Reported target markets include manufacturing, aerospace, robotics, drug discovery, and logistics automation. The company is co-led by co-CEOs Jeff Bezos and Vikram Bajaj — a former Google X scientist and co-founder of Foresite Labs — and has scaled to more than 120 employees recruited from OpenAI, xAI, Meta, and DeepMind, according to published accounts.
Bezos steps back in
For Bezos personally, the round is a significant shift. Since leaving Amazon's CEO seat, he has concentrated on Blue Origin, The Washington Post, and philanthropic commitments, while investing through his family office. Project Prometheus gives him an operational perch at a moment when rivals — Elon Musk's xAI, Sam Altman's OpenAI, Dario Amodei's Anthropic — are defined as much by their founders as by their technology.
Why $38 billion for a pre-revenue lab
A $38 billion valuation for a lab that has yet to ship a headline product mirrors the pattern set by Anthropic and xAI: frontier AI is being priced on talent density, compute access, and the size of the market a working world-model could unlock rather than on near-term revenue. Investors are effectively underwriting the bet that the next leg of AI value creation will come from systems that can drive factories, design molecules, and coordinate fleets — not just draft emails.

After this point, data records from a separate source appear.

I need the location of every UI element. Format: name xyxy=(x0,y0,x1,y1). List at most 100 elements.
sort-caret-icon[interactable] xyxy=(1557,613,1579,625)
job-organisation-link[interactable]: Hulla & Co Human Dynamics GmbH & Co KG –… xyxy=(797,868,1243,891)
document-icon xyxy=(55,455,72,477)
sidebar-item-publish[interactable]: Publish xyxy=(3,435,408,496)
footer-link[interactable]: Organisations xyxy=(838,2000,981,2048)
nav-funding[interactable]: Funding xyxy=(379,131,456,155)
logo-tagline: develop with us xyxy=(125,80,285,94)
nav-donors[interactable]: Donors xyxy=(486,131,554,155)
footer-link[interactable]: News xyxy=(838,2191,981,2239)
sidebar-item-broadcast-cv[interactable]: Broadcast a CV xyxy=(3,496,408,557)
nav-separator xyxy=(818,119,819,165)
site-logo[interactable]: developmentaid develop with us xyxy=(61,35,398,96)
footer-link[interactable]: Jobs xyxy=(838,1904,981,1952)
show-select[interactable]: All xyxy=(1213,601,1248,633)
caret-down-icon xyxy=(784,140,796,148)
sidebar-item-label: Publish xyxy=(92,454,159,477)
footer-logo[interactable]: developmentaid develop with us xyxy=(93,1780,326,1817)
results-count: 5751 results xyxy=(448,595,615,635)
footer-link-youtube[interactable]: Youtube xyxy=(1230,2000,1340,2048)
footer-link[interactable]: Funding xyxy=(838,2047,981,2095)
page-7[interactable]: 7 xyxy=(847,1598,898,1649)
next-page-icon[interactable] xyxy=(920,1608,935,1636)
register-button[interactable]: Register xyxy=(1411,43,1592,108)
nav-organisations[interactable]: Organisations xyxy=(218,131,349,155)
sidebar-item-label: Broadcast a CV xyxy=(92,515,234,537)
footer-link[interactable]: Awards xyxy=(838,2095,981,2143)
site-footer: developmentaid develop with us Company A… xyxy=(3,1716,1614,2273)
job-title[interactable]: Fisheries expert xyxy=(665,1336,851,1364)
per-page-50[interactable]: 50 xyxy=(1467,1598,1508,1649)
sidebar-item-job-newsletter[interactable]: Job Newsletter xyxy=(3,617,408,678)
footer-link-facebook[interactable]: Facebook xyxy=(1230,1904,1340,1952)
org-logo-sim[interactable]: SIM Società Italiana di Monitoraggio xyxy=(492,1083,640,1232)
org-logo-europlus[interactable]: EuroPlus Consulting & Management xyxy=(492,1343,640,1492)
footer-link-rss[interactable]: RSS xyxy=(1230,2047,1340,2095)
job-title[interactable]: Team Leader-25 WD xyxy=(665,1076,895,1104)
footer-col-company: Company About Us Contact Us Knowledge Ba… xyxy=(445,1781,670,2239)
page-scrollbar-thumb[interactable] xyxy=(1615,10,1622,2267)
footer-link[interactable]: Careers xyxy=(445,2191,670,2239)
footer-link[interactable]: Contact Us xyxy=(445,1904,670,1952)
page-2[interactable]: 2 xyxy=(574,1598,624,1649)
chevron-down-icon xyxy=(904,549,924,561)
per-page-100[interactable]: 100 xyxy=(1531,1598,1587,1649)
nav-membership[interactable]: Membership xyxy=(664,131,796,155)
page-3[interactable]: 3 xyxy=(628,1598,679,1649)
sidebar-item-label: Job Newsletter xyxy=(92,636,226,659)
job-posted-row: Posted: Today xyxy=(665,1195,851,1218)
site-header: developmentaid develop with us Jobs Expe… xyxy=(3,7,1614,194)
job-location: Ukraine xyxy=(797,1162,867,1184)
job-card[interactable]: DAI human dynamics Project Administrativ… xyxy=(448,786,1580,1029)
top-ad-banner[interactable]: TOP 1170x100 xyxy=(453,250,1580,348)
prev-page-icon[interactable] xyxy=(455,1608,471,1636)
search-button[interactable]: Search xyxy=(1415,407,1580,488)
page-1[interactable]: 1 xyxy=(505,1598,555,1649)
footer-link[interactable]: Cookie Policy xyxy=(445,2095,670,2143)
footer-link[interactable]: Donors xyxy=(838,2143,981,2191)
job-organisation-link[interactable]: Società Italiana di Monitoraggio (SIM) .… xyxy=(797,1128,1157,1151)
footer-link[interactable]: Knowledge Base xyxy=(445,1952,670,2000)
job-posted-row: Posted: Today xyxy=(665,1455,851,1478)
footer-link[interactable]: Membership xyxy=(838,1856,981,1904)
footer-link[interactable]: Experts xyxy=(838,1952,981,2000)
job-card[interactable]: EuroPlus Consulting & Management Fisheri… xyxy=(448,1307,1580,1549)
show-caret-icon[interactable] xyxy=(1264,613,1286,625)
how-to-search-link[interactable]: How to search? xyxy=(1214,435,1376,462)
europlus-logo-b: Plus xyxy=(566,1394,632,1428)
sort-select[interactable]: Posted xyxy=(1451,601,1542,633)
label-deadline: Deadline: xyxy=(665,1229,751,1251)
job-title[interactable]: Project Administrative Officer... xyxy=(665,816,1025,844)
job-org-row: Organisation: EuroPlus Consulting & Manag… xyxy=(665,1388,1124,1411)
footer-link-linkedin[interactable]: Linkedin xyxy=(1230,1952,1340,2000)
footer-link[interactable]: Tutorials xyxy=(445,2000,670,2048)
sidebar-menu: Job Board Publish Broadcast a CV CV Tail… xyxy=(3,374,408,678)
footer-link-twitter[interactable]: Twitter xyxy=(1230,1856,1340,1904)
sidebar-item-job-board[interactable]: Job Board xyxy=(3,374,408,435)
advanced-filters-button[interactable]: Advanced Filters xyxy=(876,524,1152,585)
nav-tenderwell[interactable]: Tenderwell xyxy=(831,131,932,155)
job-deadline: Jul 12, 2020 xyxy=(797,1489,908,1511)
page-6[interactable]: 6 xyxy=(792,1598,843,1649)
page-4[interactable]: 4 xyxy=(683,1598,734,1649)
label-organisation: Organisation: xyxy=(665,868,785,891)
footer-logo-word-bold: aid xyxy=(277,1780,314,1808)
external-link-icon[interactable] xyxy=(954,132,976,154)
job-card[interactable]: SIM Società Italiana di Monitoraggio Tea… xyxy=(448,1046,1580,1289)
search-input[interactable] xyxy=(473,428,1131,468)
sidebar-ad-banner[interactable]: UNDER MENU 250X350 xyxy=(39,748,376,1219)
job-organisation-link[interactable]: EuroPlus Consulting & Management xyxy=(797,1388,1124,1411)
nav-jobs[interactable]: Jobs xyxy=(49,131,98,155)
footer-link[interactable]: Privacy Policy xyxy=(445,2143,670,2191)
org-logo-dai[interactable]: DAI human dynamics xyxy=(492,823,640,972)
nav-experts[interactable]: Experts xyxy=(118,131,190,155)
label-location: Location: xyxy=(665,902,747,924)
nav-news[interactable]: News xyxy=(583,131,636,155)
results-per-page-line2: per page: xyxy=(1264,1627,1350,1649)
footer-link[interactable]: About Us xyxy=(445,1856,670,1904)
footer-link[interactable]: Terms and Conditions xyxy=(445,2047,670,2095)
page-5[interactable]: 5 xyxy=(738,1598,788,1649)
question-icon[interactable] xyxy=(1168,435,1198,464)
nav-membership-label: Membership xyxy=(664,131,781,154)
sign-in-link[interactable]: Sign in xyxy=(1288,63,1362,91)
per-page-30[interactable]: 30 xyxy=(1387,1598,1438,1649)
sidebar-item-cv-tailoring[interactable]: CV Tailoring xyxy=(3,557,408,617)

JPMorgan and BlackRock's participation, as reported, also extends a trend of traditional financial heavyweights — not just venture firms — writing ten-figure checks into AI labs. That reshapes both the capital base and the governance pressures these companies face as they scale.
Implications
- Compute demand surges further. A well-funded physical-AI lab will compete for the same GPUs, power, and data-center capacity already strained by OpenAI, Anthropic, and hyperscalers' own internal training runs.
- Talent wars intensify. Drawing from OpenAI, Meta, xAI, and DeepMind, Project Prometheus signals that the best researchers now have a fifth, Bezos-funded bidder to weigh against existing offers.
- Industrial AI gets a marquee name. If the world-model thesis holds, manufacturing and robotics buyers will have another frontier lab pitching them directly — potentially pressuring incumbents like Siemens, ABB, and Nvidia's partners to accelerate their own roadmaps.
The round has not officially closed, and terms could still shift. But the signal is already clear: physical AI has moved from research curiosity to a category where investors are willing to commit $10 billion bets.